Plus de 1,6 million d’immigrés ont perdu leur statut légal aux États-Unis au cours des 11 premiers mois du second mandat du président Trump. Ce chiffre, suivi par des défenseurs de l’immigration, représente l’effort le plus important pour révoquer les protections contre l’expulsion pour ceux qui sont entrés par des voies légales. L’administration a mis fin à plusieurs programmes, y compris le statut de protection temporaire pour plusieurs pays et l’application CBP One.
Au cours des 11 premiers mois de la présidence de Trump à partir de 2025, plus de 1,6 million d’immigrés ont vu leur statut légal révoqué, selon des défenseurs de FWD.us.

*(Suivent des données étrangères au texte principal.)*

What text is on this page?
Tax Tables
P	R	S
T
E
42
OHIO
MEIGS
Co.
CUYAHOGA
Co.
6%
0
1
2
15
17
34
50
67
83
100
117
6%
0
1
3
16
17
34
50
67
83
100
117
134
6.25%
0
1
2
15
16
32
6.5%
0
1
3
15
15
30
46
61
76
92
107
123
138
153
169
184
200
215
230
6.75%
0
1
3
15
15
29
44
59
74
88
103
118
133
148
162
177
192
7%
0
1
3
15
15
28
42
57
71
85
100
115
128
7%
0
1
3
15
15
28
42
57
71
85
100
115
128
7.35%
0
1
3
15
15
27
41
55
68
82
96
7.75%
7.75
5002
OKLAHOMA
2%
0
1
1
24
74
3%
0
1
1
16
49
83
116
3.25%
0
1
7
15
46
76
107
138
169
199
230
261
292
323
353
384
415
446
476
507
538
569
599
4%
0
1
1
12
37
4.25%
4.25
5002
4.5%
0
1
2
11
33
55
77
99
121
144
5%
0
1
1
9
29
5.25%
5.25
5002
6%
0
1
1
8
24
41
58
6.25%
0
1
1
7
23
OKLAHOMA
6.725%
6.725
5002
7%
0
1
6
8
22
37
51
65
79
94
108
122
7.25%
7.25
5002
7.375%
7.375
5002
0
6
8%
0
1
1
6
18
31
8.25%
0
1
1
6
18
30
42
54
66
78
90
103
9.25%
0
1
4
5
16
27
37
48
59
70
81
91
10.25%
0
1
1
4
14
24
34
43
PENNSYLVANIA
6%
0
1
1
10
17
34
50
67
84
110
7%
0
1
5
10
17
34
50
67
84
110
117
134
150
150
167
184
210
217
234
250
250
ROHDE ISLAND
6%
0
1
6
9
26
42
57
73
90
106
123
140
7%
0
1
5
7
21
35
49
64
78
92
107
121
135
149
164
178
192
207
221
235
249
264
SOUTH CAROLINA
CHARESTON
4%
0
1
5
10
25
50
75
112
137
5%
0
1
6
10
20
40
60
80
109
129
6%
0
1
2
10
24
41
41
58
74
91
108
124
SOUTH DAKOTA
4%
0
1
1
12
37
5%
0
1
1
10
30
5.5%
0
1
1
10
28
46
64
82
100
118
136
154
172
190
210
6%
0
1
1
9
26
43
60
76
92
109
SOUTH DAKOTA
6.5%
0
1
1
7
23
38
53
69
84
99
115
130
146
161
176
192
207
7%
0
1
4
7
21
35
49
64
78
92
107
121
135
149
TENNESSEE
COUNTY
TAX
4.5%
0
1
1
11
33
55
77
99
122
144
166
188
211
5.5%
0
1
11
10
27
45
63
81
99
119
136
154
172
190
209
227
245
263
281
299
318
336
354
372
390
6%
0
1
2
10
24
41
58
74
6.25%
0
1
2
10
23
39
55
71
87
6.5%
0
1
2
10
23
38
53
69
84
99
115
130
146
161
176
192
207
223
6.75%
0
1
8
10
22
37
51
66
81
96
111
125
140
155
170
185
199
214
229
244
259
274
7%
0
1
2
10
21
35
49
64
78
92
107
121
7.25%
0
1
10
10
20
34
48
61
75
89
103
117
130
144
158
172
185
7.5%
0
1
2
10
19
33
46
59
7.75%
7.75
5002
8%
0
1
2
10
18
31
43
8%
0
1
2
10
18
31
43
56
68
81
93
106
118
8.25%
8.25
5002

Cela inclut des individus entrés via parole, visa, asile et programmes de statut de protection temporaire (TPS). Ce nombre dépasse la population de Philadelphie et est considéré comme un sous-estimat par les experts.
Quelques heures après son investiture le 20 janvier 2025, Trump a signé un décret exécutif mettant fin à un programme de parole humanitaire de l’ère Biden qui avait permis à 530 000 migrants de Cuba, Haïti, Nicaragua et Venezuela d’entrer temporairement. La Cour suprême a confirmé cette décision, rendant ces individus passibles d’expulsion. Les Haïtiens sont les plus touchés, ayant contesté les allégations d’abus du système.
Le Département de la Sécurité intérieure (DHS) a mis fin au TPS pour 10 pays depuis janvier, qui offrait une protection contre l’expulsion et des permis de travail aux ressortissants de nations touchées par des guerres ou des catastrophes. Les impacts spécifiques incluent des efforts bloqués pour 3 800 Syriens en raison de recours judiciaires et une extension du TPS du Venezuela jusqu’en octobre 2026 malgré sa termination. Le DHS offre un préavis de 60 jours et une incitation de 1 000 dollars pour un départ volontaire.
D’autres annulations incluent l’application mobile CBP One, qui a facilité des rendez-vous d’asile pour plus de 936 000 personnes de 2023 à janvier 2025. Des utilisateurs comme le coiffeur vénézuélien Grebi Suárez, entré juste avant l’investiture, craignent désormais des avis d’auto-expulsion malgré des permis de travail récents. Le Département d’État a révoqué 85 000 visas cette année, dont 8 000 visas étudiants, souvent pour conduite en état d’ivresse, agressions et vols.
La secrétaire à la Sécurité intérieure Kristi Noem a suspendu la loterie des visas de diversité, citant un bénéficiaire de carte verte de 2017 lié à des fusillades à l’université Brown et au MIT. L’administration a également mis fin au Parole de réunification familiale pour 14 000 Centro et Sud-Américains. Des expirations à venir en 2026 pourraient éliminer le TPS pour le Salvador, le Liban, la Somalie, le Soudan, le Yémen et l’Ukraine, ne laissant potentiellement aucun bénéficiaire pour la première fois depuis 1990.
Todd Schulte de FWD.us a critiqué ces mesures : «C’étaient des voies légales. Les gens ont fait ce que le gouvernement leur a demandé, et ce gouvernement a préemptivement révoqué ce statut. » Le porte-parole de l’USCIS Matthew Tragesser a répondu que les contribuables ne devraient pas supporter le fardeau des «aliens présents illégalement». La Ukrainienne Viktoriia Panova a exprimé son anxiété : «Nous ne pouvons faire aucun plan pour nos vies à cause de cette situation. »
Des poursuites judiciaires contestent de nombreuses terminaisons, offrant des protections alternatives à certains immigrés.